Penso que estamos perante uma situação em que uma sequência fonética que tinha uma dada estrutura sintáctica e semântica é reanalisada, alterando-se as relações estruturais iniciais. Este processo de reanálise tem alguma produtividade na mudança
linguística; por exemplo, o substantivo masculino aleijão deriva da forma feminina leijom através da reanálise da expressão «ũa leijom» como «um aleijão».
Deste modo, podemos supor que a expressão referida pelo consulente terá sido inicialmente «amanhã anda a roda», conforme se regista no Dicionário das Expressões Populares Portuguesas, de Guilherme Augusto Simões, que regista andar a roda, significando «a lotaria». Esta locução tinha provavelmente não só um valor descritivo, podendo ser parafraseada como «amanhã gira a tômbola», mas também uma função apelativa, chamando a atenção para o sorteio da lotaria.
No entanto, existe também a locução andar à roda, que está registada no Dicionário Houaiss da Língua Portuguesa, com a acepção de «realizar sorteio de loteria». Assim como no Dicionário da Língua Portuguesa Contemporânea, da Academia das Ciências de Lisboa, que tem a seguinte abonação: «1. Girar. "Ficou com a cabeça à roda". 2. Proceder-se ao sorteio da lotaria.» Além disso, andar à roda é genericamente «girar», «rodar». Há, pois, uma grande proximidade semântica entre «andar a roda» e «andar à roda».

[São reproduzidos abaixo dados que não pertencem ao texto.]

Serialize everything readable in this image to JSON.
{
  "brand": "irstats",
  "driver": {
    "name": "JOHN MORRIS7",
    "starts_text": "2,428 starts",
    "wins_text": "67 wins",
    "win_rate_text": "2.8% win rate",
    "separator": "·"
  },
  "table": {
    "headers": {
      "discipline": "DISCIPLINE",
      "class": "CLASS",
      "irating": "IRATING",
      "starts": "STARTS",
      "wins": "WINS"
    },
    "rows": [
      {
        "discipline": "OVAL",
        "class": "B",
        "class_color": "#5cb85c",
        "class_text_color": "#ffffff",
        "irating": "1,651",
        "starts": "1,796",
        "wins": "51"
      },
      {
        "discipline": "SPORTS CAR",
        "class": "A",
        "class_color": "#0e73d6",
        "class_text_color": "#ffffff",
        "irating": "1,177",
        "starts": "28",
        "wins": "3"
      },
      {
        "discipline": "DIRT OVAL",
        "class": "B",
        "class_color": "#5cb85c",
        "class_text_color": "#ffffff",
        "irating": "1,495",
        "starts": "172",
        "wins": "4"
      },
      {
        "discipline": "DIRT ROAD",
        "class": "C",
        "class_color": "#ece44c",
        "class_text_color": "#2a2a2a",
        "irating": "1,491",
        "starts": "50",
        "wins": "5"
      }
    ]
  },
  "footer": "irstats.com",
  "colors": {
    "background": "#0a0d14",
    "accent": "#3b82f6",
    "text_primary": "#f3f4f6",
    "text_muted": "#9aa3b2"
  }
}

Por outro lado, repare-se que «anda a roda» se pronuncia como «anda à roda», [andáRóda]. Na verdade, este aspecto é válido para o Brasil, mas também o é para Portugal, visto que, neste país, o [â] fechado da sílaba final de anda e o [â] fechado correspondente ao artigo a se contraem num único som, um [á] aberto, quando se diz «anda a roda». Sendo assim, os falantes podem interpretar «anda a roda», isto é, a «a tômbola gira», como «anda à roda», depreendendo pelo contexto que é a tômbola que «anda à roda».